Yea, my auto won't shift to 4th (at 50 mph) when cold. I have to let off the gas and then it shifts. This happens only when its cold. 3-4 clutch pack ??, TCC ??


----------



## jpalamar (Jul 22, 2008)

Sounds kinda normal to me.


----------



## HP11 (Apr 11, 2009)

No experience with GTOs w/A4s but my wife's HHR does that. Hers is an automatic and it won't shift into high gear until it warms up.


----------



## GM4life (Mar 18, 2007)

bolo1968 said:


> Yea, my auto won't shift to 4th (at 50 mph) when cold. I have to let off the gas and then it shifts. This happens only when its cold. 3-4 clutch pack ??, TCC ??


No experiance here with the later autos. I doubt it would be a clutch pack unless its beat on. I think worn cluches will slip than a delayed shift. I think 50mph might be boarderline for it to shift to overdrive. TCC usally kicks in after forth gear is engauged. It what bypasses the torque converter slip and directly links the engine and transmission. Electronic trannys use solonids to shift unlike the older trannys that use pressure.

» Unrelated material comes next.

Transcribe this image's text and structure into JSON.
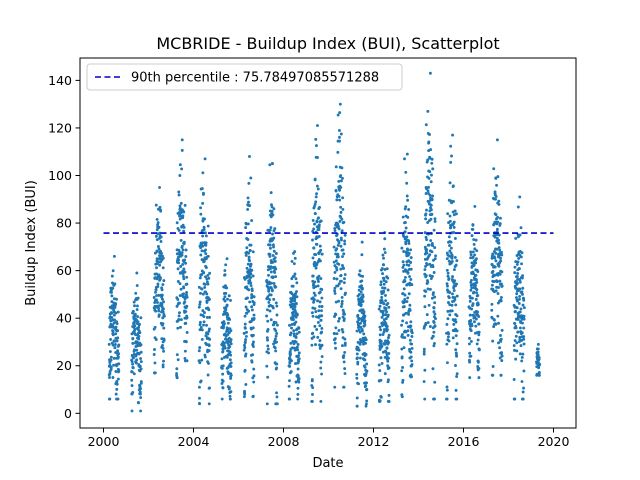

Maybe a good filter and fluid change is needed. Or its just normal. My old 700R-4 used to not want to shift below freezing untill it warmed up.


----------



## bolo1968 (Apr 24, 2009)

Yea, I put the SuperChips tune back in and she shifts good and strong again at all points. And I've only had the filter and fluid changed once since I've had her. I'm at 76k miles now. Should the fluid and filter be changed more often ? Thanks for the responses


----------